HealthPocket, a technology company that compares and ranks available health plans, compared average monthly premium costs before and after ACA implementation. Using data for on-exchange and off-exchange plans in the two largest metropolitan areas of each state, HealthPocket calculated average, unsubsidized monthly premium costs in 2013 and 2014 across all plans for three demographic profiles: Non-smoking men and women (without spouses or children) ages 23, 30 and 63. Premiums climbed by double digits for each group, the study found.

For 23-year-olds, premiums across all plans rose 78.2 percent for men and 44.9 percent for women in 2014 compared to the pre-reform market. For 30-year-olds, average premiums climbed 73.4 percent for men and 35.1 percent for women. And for 63-year-olds on the brink of Medicare eligibility, premiums rose an average of 37.5 percent for women and 22.7 percent for men.

Yet "the degree to which the cost of consumers' premiums increased is a more complicated matter than suggested by the premium data," the study concluded.

There are several qualifying factors worth noting:  

First, the ACA prohibits application denials due to preexisting medical conditions.
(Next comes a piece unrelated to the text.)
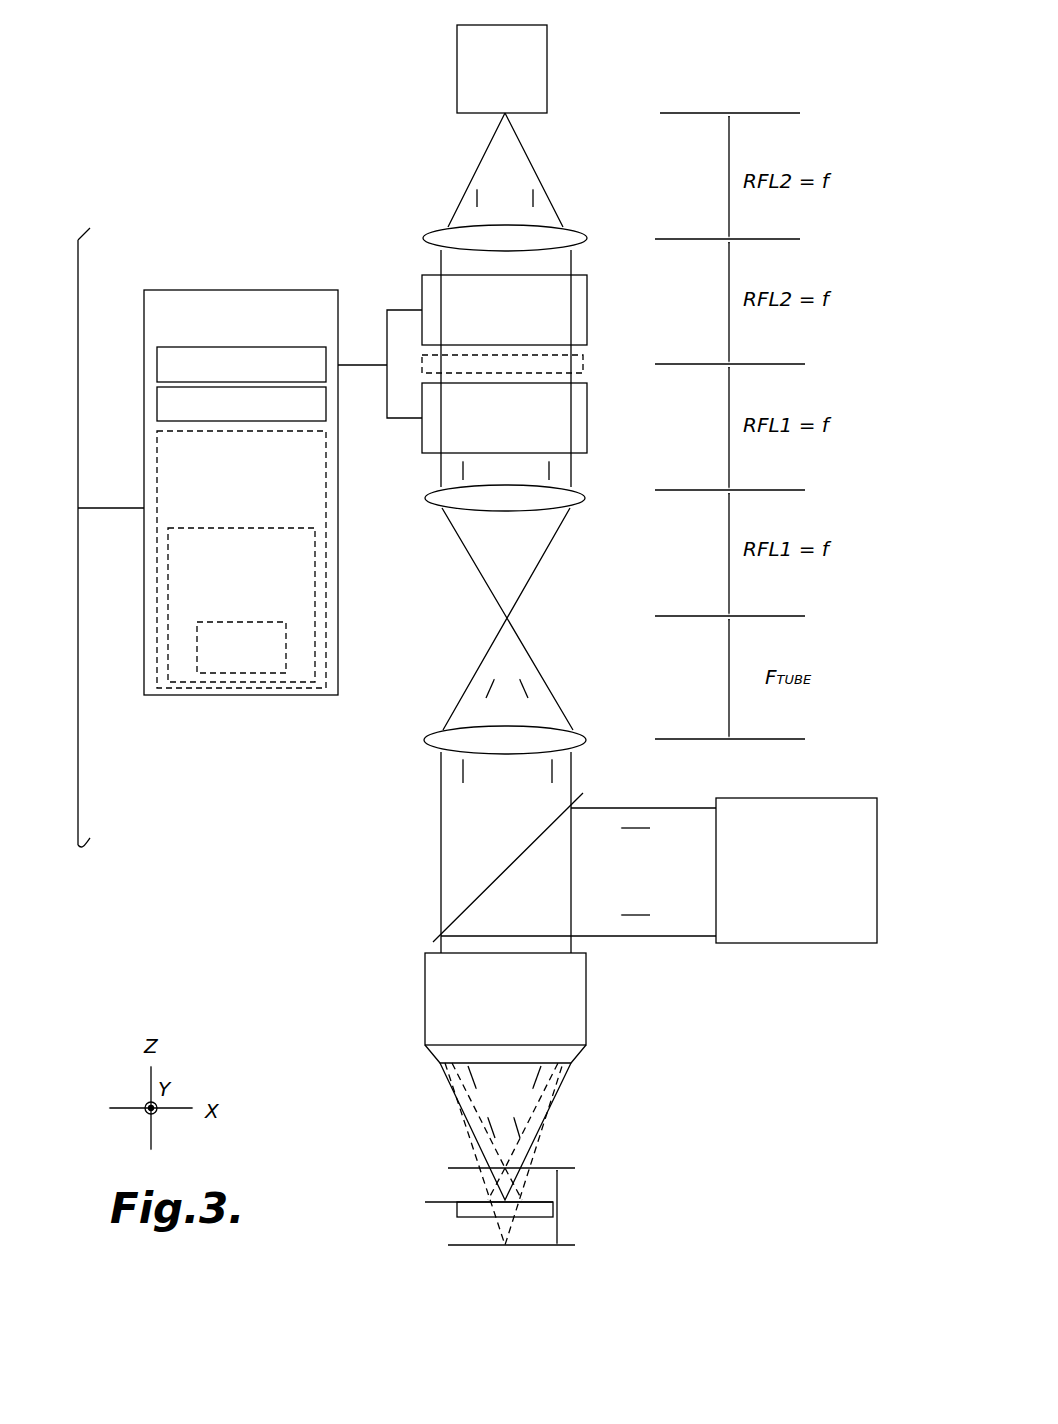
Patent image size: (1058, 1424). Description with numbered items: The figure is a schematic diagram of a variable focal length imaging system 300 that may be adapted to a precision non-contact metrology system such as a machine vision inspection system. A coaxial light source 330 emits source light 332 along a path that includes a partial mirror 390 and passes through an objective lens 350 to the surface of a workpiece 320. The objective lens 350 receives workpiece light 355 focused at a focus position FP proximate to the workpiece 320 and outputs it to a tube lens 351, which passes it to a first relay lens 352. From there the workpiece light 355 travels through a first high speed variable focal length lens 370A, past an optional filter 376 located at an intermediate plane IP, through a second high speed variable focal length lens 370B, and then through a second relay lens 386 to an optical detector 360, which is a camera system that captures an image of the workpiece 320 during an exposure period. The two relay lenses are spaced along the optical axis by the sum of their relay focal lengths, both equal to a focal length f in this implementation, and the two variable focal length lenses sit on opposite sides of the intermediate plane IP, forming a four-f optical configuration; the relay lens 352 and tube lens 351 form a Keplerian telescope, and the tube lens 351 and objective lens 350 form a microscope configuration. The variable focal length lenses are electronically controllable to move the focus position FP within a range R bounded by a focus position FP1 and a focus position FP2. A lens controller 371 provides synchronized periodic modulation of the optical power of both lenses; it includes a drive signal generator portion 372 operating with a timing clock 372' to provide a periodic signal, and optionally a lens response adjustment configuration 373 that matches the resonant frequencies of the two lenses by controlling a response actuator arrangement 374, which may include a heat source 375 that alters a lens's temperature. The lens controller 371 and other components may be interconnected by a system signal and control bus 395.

In the pre-reform market, about one-out-of-five applicants was rejected for this reason, the study noted. So the post-reform market includes more enrollees needing costly care. It also offers richer coverage due to 10 categories of essential benefits, which few pre-reform plans provided. This reinforces what Christopher Carlson, an actuary with Oliver Wyman, told Congress: "If you increase benefits, the premiums will go up and if you increase costs to the insurers those will have to be funded somehow."

Moreover, government data HealthPocket used to measure the pre-reform market didn't include "rate-ups," which are increased premiums offered to potential new customers after application processing. Eighteen percent of applicants in the pre-reform market received rate-ups, the study noted.

Finally, availability of subsidies affects premiums. But many young adults don't qualify for subsidies. And the net effect of these is transferring costs to another payer (namely, the government) rather than eliminating them, the study noted.